Evenals de door Dreessen gerapporteerde bevindingen lijken deze gegevens erop te wijzen dat de door de therapeut veronderstelde persoonlijkheidsproblematiek wel van invloed kan zijn op het therapeutisch proces, zoals ervaren door de therapeut, maar – althans bij angststoornissen – nauwelijks op het behandelresultaat.

Na deze onderzoeksgegevens kwam de klinische praktijk aan bod. Mevrouw H. van Genderen maakte aan de hand van een casus, een patiënte met een borderline–stoornis met afhankelijke trekken, duidelijk hoe schema–focused therapie zich in de praktijk afspeelt. Duidelijk werd dat op een gerichte manier met de voor de stoornis kenmerkende cognitieve schema's wordt gewerkt, juist ook waar deze tot uiting komen in de therapeutische relatie. Het appèl dat deze patiënten op de therapeut doen maakt dat bijzondere aandacht voor de tegenoverdracht in intervisie en supervisie wenselijk is.
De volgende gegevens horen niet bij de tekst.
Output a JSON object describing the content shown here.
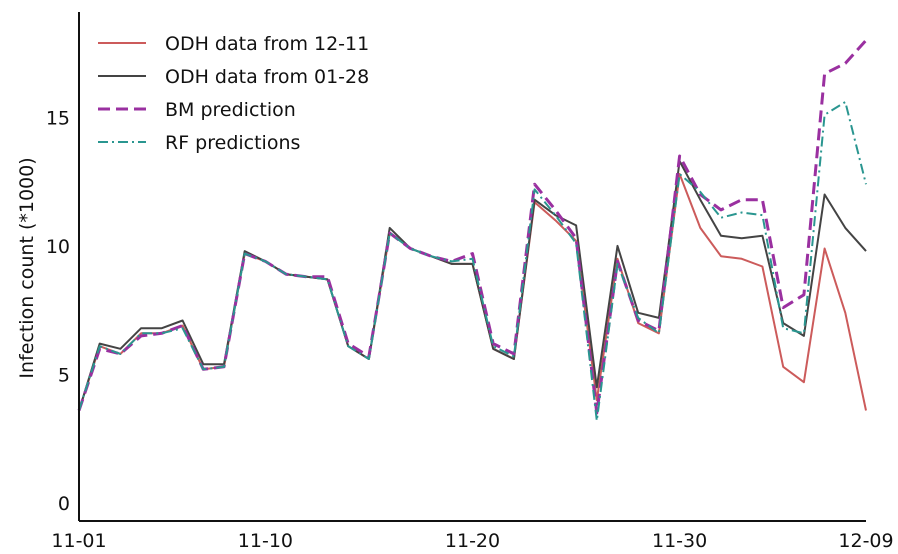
{
  "chart_data": {
    "type": "line",
    "title": "",
    "xlabel": "",
    "ylabel": "Infection count (*1000)",
    "x": [
      "11-01",
      "11-02",
      "11-03",
      "11-04",
      "11-05",
      "11-06",
      "11-07",
      "11-08",
      "11-09",
      "11-10",
      "11-11",
      "11-12",
      "11-13",
      "11-14",
      "11-15",
      "11-16",
      "11-17",
      "11-18",
      "11-19",
      "11-20",
      "11-21",
      "11-22",
      "11-23",
      "11-24",
      "11-25",
      "11-26",
      "11-27",
      "11-28",
      "11-29",
      "11-30",
      "12-01",
      "12-02",
      "12-03",
      "12-04",
      "12-05",
      "12-06",
      "12-07",
      "12-08",
      "12-09"
    ],
    "x_ticks": [
      "11-01",
      "11-10",
      "11-20",
      "11-30",
      "12-09"
    ],
    "y_ticks": [
      0,
      5,
      10,
      15
    ],
    "ylim": [
      -0.7,
      19.1
    ],
    "grid": false,
    "legend_position": "top-left",
    "series": [
      {
        "name": "ODH data from 12-11",
        "color": "#cc5b5b",
        "style": "solid",
        "values": [
          3.6,
          6.1,
          5.8,
          6.6,
          6.6,
          6.9,
          5.2,
          5.3,
          9.7,
          9.4,
          8.9,
          8.8,
          8.7,
          6.1,
          5.6,
          10.5,
          9.9,
          9.6,
          9.3,
          9.3,
          6.0,
          5.6,
          11.7,
          11.0,
          10.2,
          4.0,
          9.5,
          7.0,
          6.6,
          12.8,
          10.7,
          9.6,
          9.5,
          9.2,
          5.3,
          4.7,
          9.9,
          7.4,
          3.6
        ]
      },
      {
        "name": "ODH data from 01-28",
        "color": "#444444",
        "style": "solid",
        "values": [
          3.6,
          6.2,
          6.0,
          6.8,
          6.8,
          7.1,
          5.4,
          5.4,
          9.8,
          9.4,
          8.9,
          8.8,
          8.7,
          6.1,
          5.6,
          10.7,
          9.9,
          9.6,
          9.3,
          9.3,
          6.0,
          5.6,
          11.8,
          11.2,
          10.8,
          4.5,
          10.0,
          7.4,
          7.2,
          13.3,
          11.8,
          10.4,
          10.3,
          10.4,
          7.0,
          6.5,
          12.0,
          10.7,
          9.8
        ]
      },
      {
        "name": "BM prediction",
        "color": "#9a30a0",
        "style": "dashed",
        "values": [
          3.6,
          6.0,
          5.8,
          6.5,
          6.6,
          6.9,
          5.2,
          5.3,
          9.7,
          9.4,
          8.9,
          8.8,
          8.8,
          6.2,
          5.7,
          10.5,
          9.9,
          9.6,
          9.4,
          9.7,
          6.2,
          5.8,
          12.4,
          11.4,
          10.3,
          3.5,
          9.4,
          7.1,
          6.7,
          13.5,
          12.0,
          11.4,
          11.8,
          11.8,
          7.6,
          8.1,
          16.7,
          17.1,
          18.0
        ]
      },
      {
        "name": "RF predictions",
        "color": "#2a9690",
        "style": "dashdot",
        "values": [
          3.6,
          6.1,
          5.8,
          6.6,
          6.6,
          6.8,
          5.2,
          5.3,
          9.7,
          9.4,
          8.9,
          8.8,
          8.7,
          6.1,
          5.6,
          10.5,
          9.9,
          9.6,
          9.4,
          9.5,
          6.1,
          5.7,
          12.2,
          11.2,
          10.1,
          3.2,
          9.3,
          7.2,
          6.6,
          12.8,
          12.1,
          11.1,
          11.3,
          11.2,
          6.8,
          6.6,
          15.1,
          15.6,
          12.4
        ]
      }
    ]
  }
}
De laatste lezing in dit symposium, wederom verzorgd door J.E. Young, sloot goed op de voorgaande aan. Hij vroeg aandacht voor de cognitieve schema's van de therapeut en de wijze waarop deze het werken met moeilijke patiënten kunnen beïnvloeden. Met een geleide imaginatie–oefening vroeg Young de aanwezigen terug te gaan naar een situatie in de kindertijd met een van de ouders. Dit om eigen vroege disfunctionele schema's op te sporen. Deze eigen schema's zijn belangrijk omdat patiënten met ernstige persoonlijkheidsstoornissen deze schema's bij de therapeut oproepen. Young pleitte dan ook voor het opsporen en veranderen van deze schema's in leertherapie en supervisie.

De aanwezigen die uitgebreider kennis wilden maken met Youngs werkwijze, konden tijdens de conferentie een van zijn workshops volgen. Van deze mogelijkheid werd door velen gebruik gemaakt. Door de bevlogen manier waarop hij zijn aanpak presenteerde en de goed gekozen illustratieve therapiefragmenten die hij op video liet zien, was het ongetwijfeld voor velen een leerzame ervaring.

Veel minder tot de verbeelding sprak de plenair gehouden slotlezing van P. Cosyns over de therapeutische relatie bij behandelingen onder dwang. Ook al sprak hij over de situatie in België, de dilemma's en complicaties die kunnen optreden door de aanwezigheid van de justitiële verwijzer als derde partij zullen voor zijn gehoor herkenbaar zijn geweest. Niettemin kwam de discussie niet op gang. Wellicht was het publiek na twee volle congresdagen verzadigd en vooral toe aan de afscheidsborrel.